The reason for the renunciation is one of form, rather than substance, and the nullity derives from purely procedural matters, certainly not from the content of the amendment. In fact, there is already a text, currently under consideration by the parliament, specific on the subject, namely the Assisted Dying Bill, advanced by Baroness Meacher.
Yet, there are those who are diametrically opposed to “assisted suicide,” to euthanasia, to the hoaxes behind the misleading label “good death.”
The survey
The Association of Palliative Medicine (APM), for example, rings alarm bells when it points out that the public is “scared” because of the behavior of the media, which pay inordinate attention to tragic and traumatic cases of suffering in the context of the end of life, ignoring instead the many positive results, in alleviating and soothing the pain of terminally ill patients, of palliative care delivered properly.
A survey of nearly 300 association members released in late January found that the vast majority of physicians working in palliative care, at 87%, believe that the media is unlikely to report cases of positive application and use of palliative care. Because of this, “[…] there is a high level of misunderstanding by patients and families with respect to palliative care, which may be exacerbated by the public discussion of assisted suicide/euthanasia.”

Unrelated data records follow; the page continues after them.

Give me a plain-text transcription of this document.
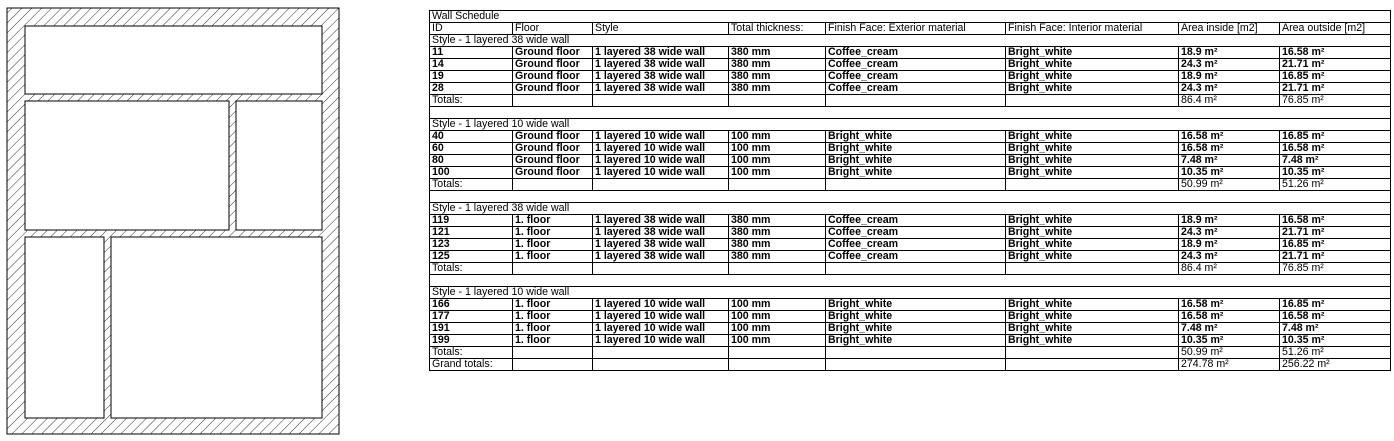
Wall Schedule							
ID	Floor	Style	Total thickness:	Finish Face: Exterior material	Finish Face: Interior material	Area inside [m2]	Area outside [m2]
Style - 1 layered 38 wide wall							
11	Ground floor	1 layered 38 wide wall	380 mm	Coffee_cream	Bright_white	18.9 m²	16.58 m²
14	Ground floor	1 layered 38 wide wall	380 mm	Coffee_cream	Bright_white	24.3 m²	21.71 m²
19	Ground floor	1 layered 38 wide wall	380 mm	Coffee_cream	Bright_white	18.9 m²	16.85 m²
28	Ground floor	1 layered 38 wide wall	380 mm	Coffee_cream	Bright_white	24.3 m²	21.71 m²
Totals:						86.4 m²	76.85 m²

Style - 1 layered 10 wide wall							
40	Ground floor	1 layered 10 wide wall	100 mm	Bright_white	Bright_white	16.58 m²	16.85 m²
60	Ground floor	1 layered 10 wide wall	100 mm	Bright_white	Bright_white	16.58 m²	16.58 m²
80	Ground floor	1 layered 10 wide wall	100 mm	Bright_white	Bright_white	7.48 m²	7.48 m²
100	Ground floor	1 layered 10 wide wall	100 mm	Bright_white	Bright_white	10.35 m²	10.35 m²
Totals:						50.99 m²	51.26 m²

Style - 1 layered 38 wide wall							
119	1. floor	1 layered 38 wide wall	380 mm	Coffee_cream	Bright_white	18.9 m²	16.58 m²
121	1. floor	1 layered 38 wide wall	380 mm	Coffee_cream	Bright_white	24.3 m²	21.71 m²
123	1. floor	1 layered 38 wide wall	380 mm	Coffee_cream	Bright_white	18.9 m²	16.85 m²
125	1. floor	1 layered 38 wide wall	380 mm	Coffee_cream	Bright_white	24.3 m²	21.71 m²
Totals:						86.4 m²	76.85 m²

Style - 1 layered 10 wide wall							
166	1. floor	1 layered 10 wide wall	100 mm	Bright_white	Bright_white	16.58 m²	16.85 m²
177	1. floor	1 layered 10 wide wall	100 mm	Bright_white	Bright_white	16.58 m²	16.58 m²
191	1. floor	1 layered 10 wide wall	100 mm	Bright_white	Bright_white	7.48 m²	7.48 m²
199	1. floor	1 layered 10 wide wall	100 mm	Bright_white	Bright_white	10.35 m²	10.35 m²
Totals:						50.99 m²	51.26 m²
Grand totals:						274.78 m²	256.22 m²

Narrative focused on negative outcomes scares away vulnerable patients
The president of the APM, Dr. Amy Proffitt, said that physicians who provide palliative care confess to being “deeply concerned” about how “grossly misleading” some of the reports on the quality of end-of-life care in Britain are. “Stories that tell ‘good’ deaths, explain available treatments and how to access end-of-life care are largely sacrificed, in favor of those that focus on negative outcomes, which unfortunately are scaring away vulnerable patients,” she added.
Patients and families are confused
Sixty-seven percent of physicians interviewed during the survey stated that patients and families often “[…] confuse palliative care with euthanasia, especially when it comes to the use of injectable opioids.” One of them said, “Palliative care is already equivalent to euthanasia in the mind [del pubblico]: they associate syringe pumps with euthanasia and this is a myth we need to [sfatare] daily when interacting with patients and their families in the hospital.”

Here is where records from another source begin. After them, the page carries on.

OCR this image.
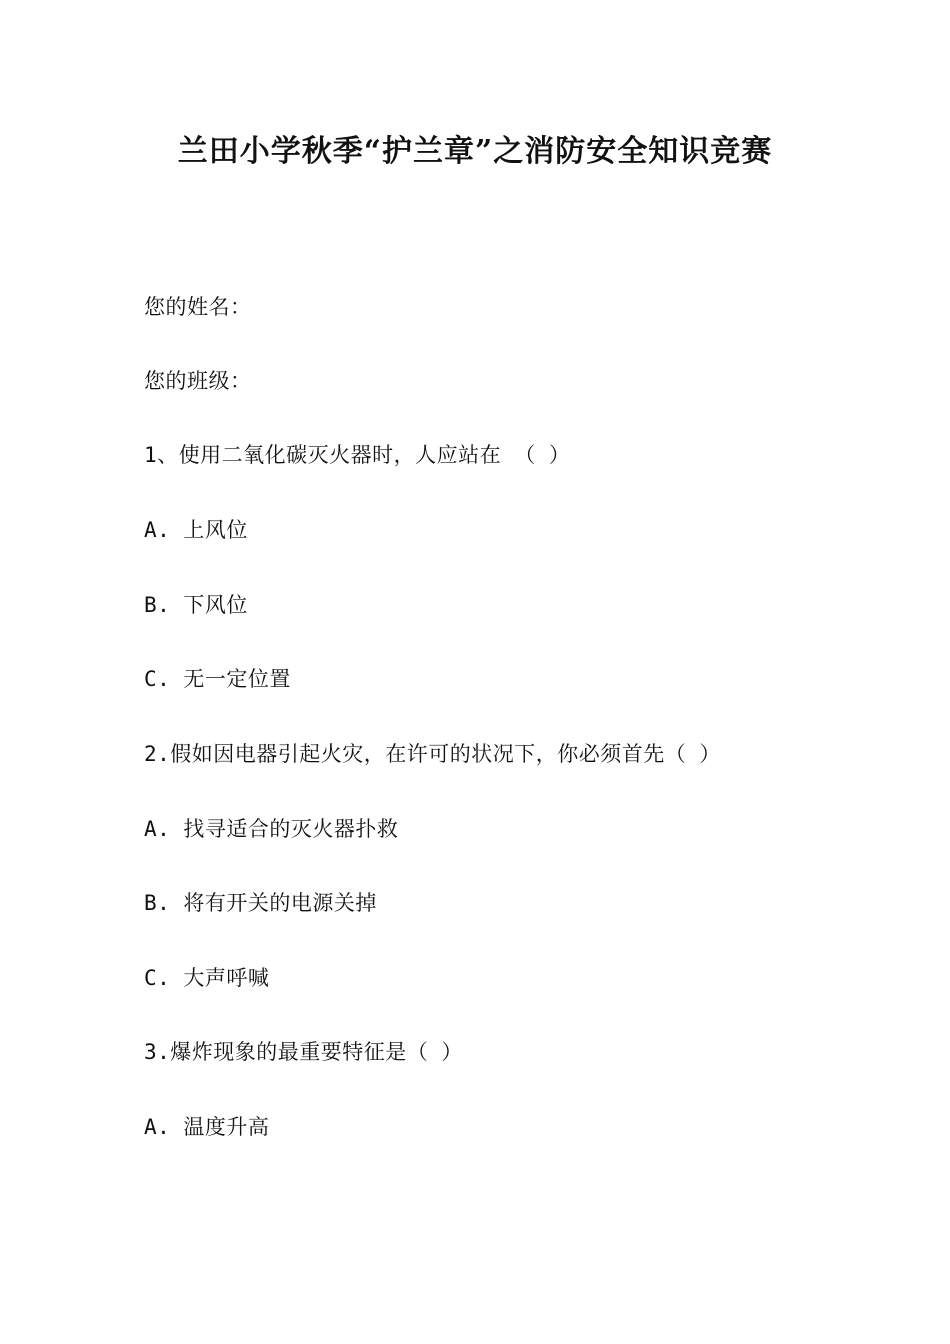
兰田小学秋季“护兰章”之消防安全知识竞赛
您的姓名：
您的班级：
1、使用二氧化碳灭火器时，人应站在 （ ）
A. 上风位
B. 下风位
C. 无一定位置
2.假如因电器引起火灾，在许可的状况下，你必须首先（ ）
A. 找寻适合的灭火器扑救
B. 将有开关的电源关掉
C. 大声呼喊
3.爆炸现象的最重要特征是（ ）
A. 温度升高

Palliative care physicians oppose euthanasia
This is the key question: already in 2020 a survey conducted by the British Medical Association (BMA) showed that 84% of physicians who offer palliative medicine would not be willing to perform euthanasia on a patient.

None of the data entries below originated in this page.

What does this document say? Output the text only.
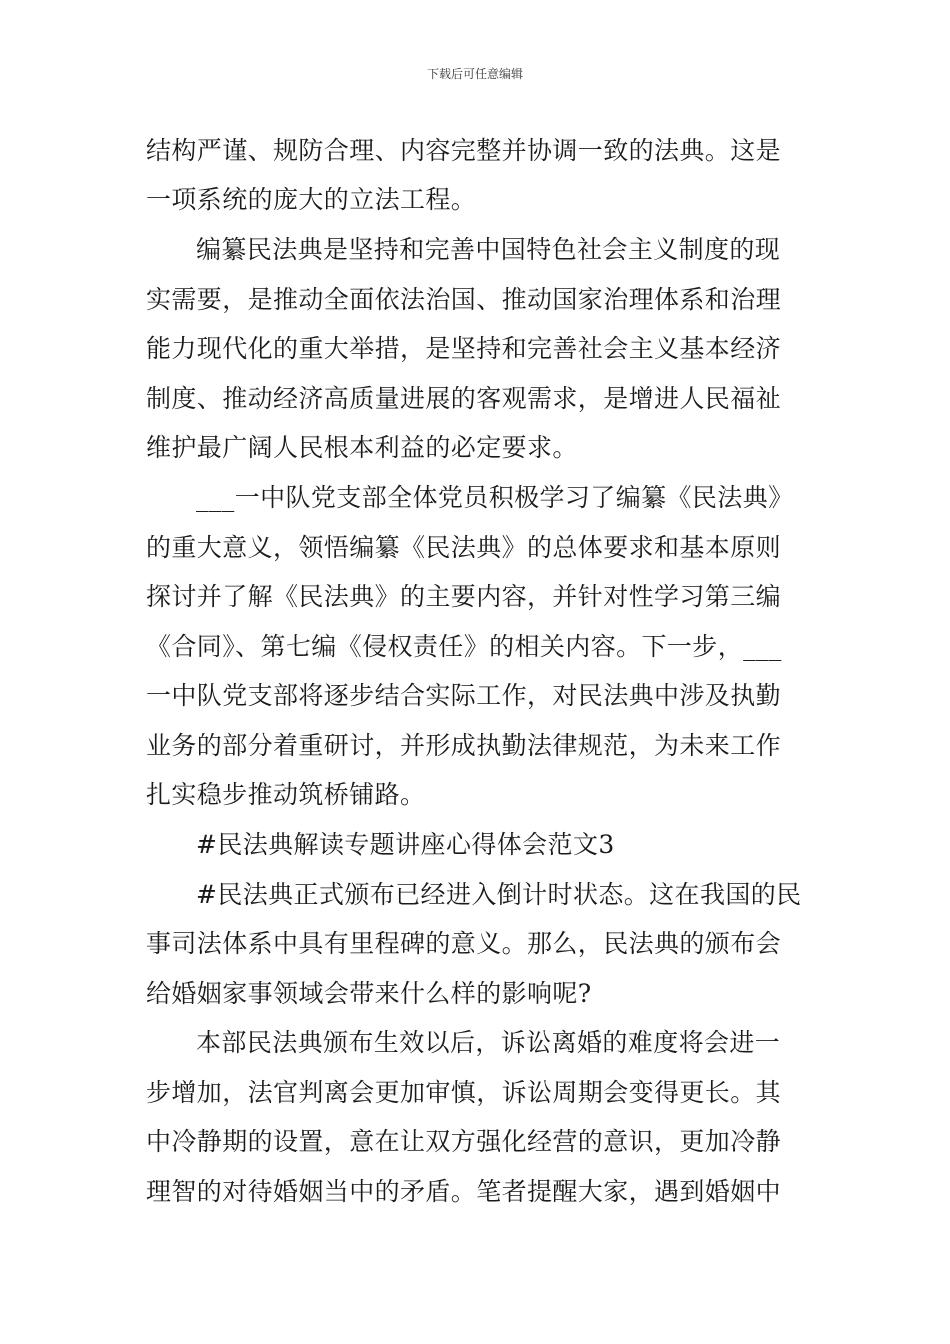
下载后可任意编辑
结构严谨、规防合理、内容完整并协调一致的法典。这是
一项系统的庞大的立法工程。
编纂民法典是坚持和完善中国特色社会主义制度的现
实需要，是推动全面依法治国、推动国家治理体系和治理
能力现代化的重大举措，是坚持和完善社会主义基本经济
制度、推动经济高质量进展的客观需求，是增进人民福祉
维护最广阔人民根本利益的必定要求。
___一中队党支部全体党员积极学习了编纂《民法典》
的重大意义，领悟编纂《民法典》的总体要求和基本原则
探讨并了解《民法典》的主要内容，并针对性学习第三编
《合同》、第七编《侵权责任》的相关内容。下一步，___
一中队党支部将逐步结合实际工作，对民法典中涉及执勤
业务的部分着重研讨，并形成执勤法律规范，为未来工作
扎实稳步推动筑桥铺路。
#民法典解读专题讲座心得体会范文3
#民法典正式颁布已经进入倒计时状态。这在我国的民
事司法体系中具有里程碑的意义。那么，民法典的颁布会
给婚姻家事领域会带来什么样的影响呢?
本部民法典颁布生效以后，诉讼离婚的难度将会进一
步增加，法官判离会更加审慎，诉讼周期会变得更长。其
中冷静期的设置，意在让双方强化经营的意识，更加冷静
理智的对待婚姻当中的矛盾。笔者提醒大家，遇到婚姻中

Catherine Robinson, the spokesperson for Right To Life UK, a pro-life charity and focal point for the cross-party Parliamentary Intergroup for Life, said, “[…] it is so easy for the public to get the wrong idea about what palliative care actually involves. The point is not to end the patient’s life, as in assisted suicide and euthanasia, but to manage the symptoms as much as possible and ensure the patient […] as peaceful and dignified a death as possible.” He concluded, “[…] an excessive focus on tragic deaths and end-of-life suffering can lead to the perception that there is no hope and create the false choice between a painful, prolonged and unnecessarily unpleasant death and assisted suicide or euthanasia. But this is not the case at all. Good palliative care is, or should be, an option for all of us at the end of our lives.”